Troubled by her death, Max moved to Italy, where he covered an international peace conference, and then to the Soviet Union, where he would see the fruits of the Bolshevik revolution for himself. His socialist credentials made him welcome in the USSR, but in Italy he acquired a credential of another kind: romance with Eliena Krylenko, a secretary to the Soviet foreign minister and the sister of Moscow's chief revolutionary prosecutor (though Eliena herself was not a Communist Party member). She would become Max's second wife.

Eastman's experiences in the USSR led to a disillusionment. Ordinary Russians he encountered did not necessarily describe themselves, when they were free to speak, as better off than they had been under the tsar. The death of Lenin portended a loss of idealism even before Stalin rose to supremacy. Max courted Leon Trotsky and was successful enough that Trotsky entrusted him with writing his biography and translating his monumental History of the Russian Revolution. But Max could not accept Trotsky's Marxist dogma.

There would come to be a powerful personal dimension to Max's disenchantment with Soviet Communism as well: Eliena's brother not only ran show trials but eventually was the victim of one. She also fell under suspicion, fleeing the country with Max. Exit saved her life: "Under Stalin's rule," writes Irmscher, "Eliena's entire family, including her sisters Olga Drauden, Vera Krylenko, and Sophia Meyer, along with their children, and her other brother, the mining engineer Vladimir Krylenko, vanished."

The American left did not welcome Max's break with Communism, and his radical bona fides were in doubt in other respects too. As a poet, Max tackled provocative subjects—including the biblical story of Sodom, which he reinterpreted to present the righteous man Lot as a misogynistic theocrat—but his style was considered old-fashioned. He found journalistic outlets closed to him, including the Liberator, which had come under Communist control. Yet Max was an expert on Soviet Russia and an established writer and lecturer, albeit one whose market was no longer what it had been. He felt ideologically displaced, and he felt like a failure.

But new opportunities would arise, both in the burgeoning anti-communist movement and through new media—in this case, radio. Max became the host of a show called Word Game on CBS, and his writing became a mainstay of Reader's Digest, whose anti-communist owner paid Max handsomely even while dumbing down his prose.

His ideological odyssey cost him friends, and the new ones he made among allies on the right did not always endure. He appeared on the masthead of National Review from its first issue in 1955 until 1964, when he came to find the magazine's religious framing of the struggle against communism to be too much, and editor William Buckley found Max's atheism too intransigent. Max had shed his faith by the time he left college. He did not fit in with the rather Catholic intellectual atmosphere of National Review. But he did not have an obvious ideological home anywhere else, either. He came to call himself a "libertarian conservative." He was not trying to establish a school of thought—just explain himself concisely.
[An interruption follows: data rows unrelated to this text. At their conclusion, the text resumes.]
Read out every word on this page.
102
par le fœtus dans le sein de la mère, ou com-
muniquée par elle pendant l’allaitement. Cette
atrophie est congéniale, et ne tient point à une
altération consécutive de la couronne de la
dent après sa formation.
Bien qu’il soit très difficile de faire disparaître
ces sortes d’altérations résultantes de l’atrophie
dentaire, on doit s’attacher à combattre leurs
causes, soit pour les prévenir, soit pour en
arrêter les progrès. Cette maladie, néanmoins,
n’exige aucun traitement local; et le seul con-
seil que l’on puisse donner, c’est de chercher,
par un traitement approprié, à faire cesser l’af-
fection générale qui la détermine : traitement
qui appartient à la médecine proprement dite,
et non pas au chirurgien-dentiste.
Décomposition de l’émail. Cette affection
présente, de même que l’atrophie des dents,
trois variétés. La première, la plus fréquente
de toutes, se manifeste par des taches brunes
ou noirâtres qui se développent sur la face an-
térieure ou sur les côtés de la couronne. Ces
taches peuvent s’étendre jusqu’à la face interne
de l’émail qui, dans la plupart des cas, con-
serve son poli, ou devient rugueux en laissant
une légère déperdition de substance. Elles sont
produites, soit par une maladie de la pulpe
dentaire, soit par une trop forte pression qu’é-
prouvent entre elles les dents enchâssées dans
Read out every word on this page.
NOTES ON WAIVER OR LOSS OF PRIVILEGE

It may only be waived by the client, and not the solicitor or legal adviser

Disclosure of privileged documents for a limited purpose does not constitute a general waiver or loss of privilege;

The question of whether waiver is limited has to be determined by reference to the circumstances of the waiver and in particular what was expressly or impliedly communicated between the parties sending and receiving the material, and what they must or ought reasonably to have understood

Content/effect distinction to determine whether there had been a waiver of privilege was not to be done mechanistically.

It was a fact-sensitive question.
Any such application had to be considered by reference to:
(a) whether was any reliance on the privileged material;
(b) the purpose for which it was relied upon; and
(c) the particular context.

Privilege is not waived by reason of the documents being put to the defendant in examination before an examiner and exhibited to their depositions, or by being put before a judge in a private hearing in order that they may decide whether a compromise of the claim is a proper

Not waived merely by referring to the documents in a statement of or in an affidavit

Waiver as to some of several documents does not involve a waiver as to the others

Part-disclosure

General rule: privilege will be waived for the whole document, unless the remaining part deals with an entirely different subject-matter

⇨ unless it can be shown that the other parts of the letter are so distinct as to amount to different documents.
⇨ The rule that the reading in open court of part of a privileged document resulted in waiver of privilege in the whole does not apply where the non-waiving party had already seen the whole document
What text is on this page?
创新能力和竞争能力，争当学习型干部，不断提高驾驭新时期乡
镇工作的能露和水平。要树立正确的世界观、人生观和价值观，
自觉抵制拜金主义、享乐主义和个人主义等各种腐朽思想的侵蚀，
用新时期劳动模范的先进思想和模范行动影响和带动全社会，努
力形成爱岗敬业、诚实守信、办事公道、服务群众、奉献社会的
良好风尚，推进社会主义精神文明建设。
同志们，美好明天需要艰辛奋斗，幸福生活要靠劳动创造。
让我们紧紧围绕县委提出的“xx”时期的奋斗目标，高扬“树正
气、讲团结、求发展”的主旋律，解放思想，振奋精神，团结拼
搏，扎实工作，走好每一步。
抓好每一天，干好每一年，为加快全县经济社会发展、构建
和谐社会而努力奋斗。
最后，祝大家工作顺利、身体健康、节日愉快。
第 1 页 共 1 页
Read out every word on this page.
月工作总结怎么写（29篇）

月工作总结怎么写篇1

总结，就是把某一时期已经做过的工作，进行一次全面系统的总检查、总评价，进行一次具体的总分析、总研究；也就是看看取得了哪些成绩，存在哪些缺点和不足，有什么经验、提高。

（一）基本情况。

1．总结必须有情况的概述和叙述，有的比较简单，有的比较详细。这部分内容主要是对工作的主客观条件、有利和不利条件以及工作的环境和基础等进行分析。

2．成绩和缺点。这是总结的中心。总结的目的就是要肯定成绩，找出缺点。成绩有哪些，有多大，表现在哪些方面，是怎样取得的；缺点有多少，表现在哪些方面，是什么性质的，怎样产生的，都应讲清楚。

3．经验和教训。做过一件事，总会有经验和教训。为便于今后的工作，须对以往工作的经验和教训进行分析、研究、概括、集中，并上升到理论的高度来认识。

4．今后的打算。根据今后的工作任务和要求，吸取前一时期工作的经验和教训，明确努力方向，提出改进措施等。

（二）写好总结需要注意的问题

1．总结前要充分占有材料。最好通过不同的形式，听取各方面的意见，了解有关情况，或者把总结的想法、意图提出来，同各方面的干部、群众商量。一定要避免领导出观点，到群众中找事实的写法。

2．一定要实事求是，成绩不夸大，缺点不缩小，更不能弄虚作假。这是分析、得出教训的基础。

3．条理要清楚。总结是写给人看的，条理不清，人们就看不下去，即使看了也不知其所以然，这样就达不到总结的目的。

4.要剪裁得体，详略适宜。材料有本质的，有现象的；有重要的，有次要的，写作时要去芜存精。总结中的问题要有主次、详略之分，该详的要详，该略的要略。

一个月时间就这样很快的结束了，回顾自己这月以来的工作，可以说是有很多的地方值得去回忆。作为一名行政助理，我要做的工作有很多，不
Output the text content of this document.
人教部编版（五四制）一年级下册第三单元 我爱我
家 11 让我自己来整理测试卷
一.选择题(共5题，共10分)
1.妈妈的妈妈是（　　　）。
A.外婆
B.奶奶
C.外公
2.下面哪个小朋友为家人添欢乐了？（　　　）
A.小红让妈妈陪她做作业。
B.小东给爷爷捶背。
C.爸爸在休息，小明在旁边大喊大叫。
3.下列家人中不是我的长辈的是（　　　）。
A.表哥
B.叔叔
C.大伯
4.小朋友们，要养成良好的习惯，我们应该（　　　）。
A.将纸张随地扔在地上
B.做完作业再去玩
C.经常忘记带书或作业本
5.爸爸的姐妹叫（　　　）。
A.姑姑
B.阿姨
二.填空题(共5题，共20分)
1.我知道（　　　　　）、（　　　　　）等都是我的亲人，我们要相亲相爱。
There is more to Max Eastman's story. He matched wits with Freud—whom he met in Europe and cor-responded with for a time thereafter—and matched muscles with Ernest Hemingway, who took personal offense at a critical review that Eastman had written. (They brawled in the prominent book editor Maxwell Perkins' office.) He took more lovers, with Eliena tolerating Max's philandering out of unshakable devotion to him. He married a third time, to Yvette Szekely, after his second wife's death. And on August 3, 1969, Max died. His only son, Daniel, the child he had with Ida, followed six months later, unreconciled to his father.

All this is well told by Irmscher, a professor of English at Indiana University, who has produced in Max Eastman: A Life a thorough scholarly biography. It will not be to every reader's taste—the focus is on Eastman himself, and for all the sex and communism that enliven the story, Eastman's life was less interesting than his times. He failed to make the mark he aspired to, either as a poet or as a thinker. Yet Max Eastman remains a figure worth knowing, one of the last century's many pilgrims from the left to a kind of libertarianism.